If businesses want to adopt a living wage for their employees, that’s their business and their money.

Councils have very little of their own money. They might make a bit more from council owned companies and recover costs from some activities but most of what they have is what’s earned by and paid to them by ratepayers.

Some of them are businesses which might want to pay their own staff more but can’t afford to do so.

One of the businesses that doesn’t is owned by a councillor who voted for the policy:

It wasn’t within the rules, but new councillor Nicola Young attempted to make a point about the living wage with an amendment yesterday.

Before voting against the living wage plan, Ms Young tried to move “that all councillors who support implementation of the living wage assure us that they will pay the living wage to their employees – including cleaners, baby-sitters, gardeners – with the same implementation date as Wellington City Council”.

The move followed fellow fresh councillor Mark Peck – who supported the living wage – admitting that he did not pay all his hospitality staff $18.40 – “and I won’t”. . .

Jordan Williams of the Taxpayers Union responded:

“Some councillors supported charging ratepayers more to pay a living wage for council employees when they won’t do the same for their own staff.”
 
“In the case of Cr Mark Peck his reported comments suggest that he can afford to pay his hospitality staff a living wage but just ‘won’t’.”
 
“That is shameful.

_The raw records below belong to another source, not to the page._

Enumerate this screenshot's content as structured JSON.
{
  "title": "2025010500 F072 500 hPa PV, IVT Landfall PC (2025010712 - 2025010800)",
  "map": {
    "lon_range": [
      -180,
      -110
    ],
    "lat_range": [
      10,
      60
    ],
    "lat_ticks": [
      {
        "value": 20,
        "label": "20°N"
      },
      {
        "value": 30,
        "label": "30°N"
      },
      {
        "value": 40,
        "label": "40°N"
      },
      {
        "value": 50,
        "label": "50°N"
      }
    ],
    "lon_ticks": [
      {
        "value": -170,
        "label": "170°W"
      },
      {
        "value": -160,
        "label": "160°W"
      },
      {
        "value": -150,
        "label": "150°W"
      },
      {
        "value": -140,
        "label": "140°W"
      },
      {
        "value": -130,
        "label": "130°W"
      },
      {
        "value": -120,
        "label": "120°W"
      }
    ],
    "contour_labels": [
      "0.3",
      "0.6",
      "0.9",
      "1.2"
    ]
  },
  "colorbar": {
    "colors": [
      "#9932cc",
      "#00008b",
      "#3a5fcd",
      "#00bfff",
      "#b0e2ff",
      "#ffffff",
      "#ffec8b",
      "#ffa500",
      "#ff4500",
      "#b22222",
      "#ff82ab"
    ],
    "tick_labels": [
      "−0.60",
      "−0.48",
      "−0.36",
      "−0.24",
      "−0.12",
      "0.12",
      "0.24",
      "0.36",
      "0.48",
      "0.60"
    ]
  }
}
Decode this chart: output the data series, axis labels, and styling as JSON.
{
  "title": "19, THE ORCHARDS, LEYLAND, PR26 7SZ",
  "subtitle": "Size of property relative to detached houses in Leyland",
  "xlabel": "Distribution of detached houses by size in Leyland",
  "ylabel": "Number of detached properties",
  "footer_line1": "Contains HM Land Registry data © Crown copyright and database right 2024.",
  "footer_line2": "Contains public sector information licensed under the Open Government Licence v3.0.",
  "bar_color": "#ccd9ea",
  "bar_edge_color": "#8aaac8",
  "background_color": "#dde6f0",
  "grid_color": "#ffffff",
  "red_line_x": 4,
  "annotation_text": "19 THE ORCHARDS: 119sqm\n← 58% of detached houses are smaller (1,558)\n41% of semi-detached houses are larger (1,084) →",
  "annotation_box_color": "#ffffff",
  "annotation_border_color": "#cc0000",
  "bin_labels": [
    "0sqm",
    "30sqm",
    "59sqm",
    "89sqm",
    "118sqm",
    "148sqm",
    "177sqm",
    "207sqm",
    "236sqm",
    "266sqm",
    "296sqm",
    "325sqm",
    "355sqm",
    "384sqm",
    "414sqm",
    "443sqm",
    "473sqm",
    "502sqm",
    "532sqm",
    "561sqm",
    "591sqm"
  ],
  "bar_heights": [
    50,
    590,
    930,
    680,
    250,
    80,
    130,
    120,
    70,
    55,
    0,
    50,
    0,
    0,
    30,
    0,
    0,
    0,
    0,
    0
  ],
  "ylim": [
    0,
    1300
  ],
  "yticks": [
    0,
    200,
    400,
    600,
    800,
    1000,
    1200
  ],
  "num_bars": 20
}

He is happy for Wellington ratepayers, including those living in poverty, to pay more for something he doesn’t see the value of.”
 
“It’s a case of hypocritical politicians spending other people’s money on something they won’t. So much for Cr Peck being a steward of ratepayers’ money.”

So there we have it the financially deluded and hypocritical are running the capital city.

Those of us who live there can only hope the delusion and hypocrisy is stopped at the full council meeting and the rest of us will hope it doesn’t spread any further.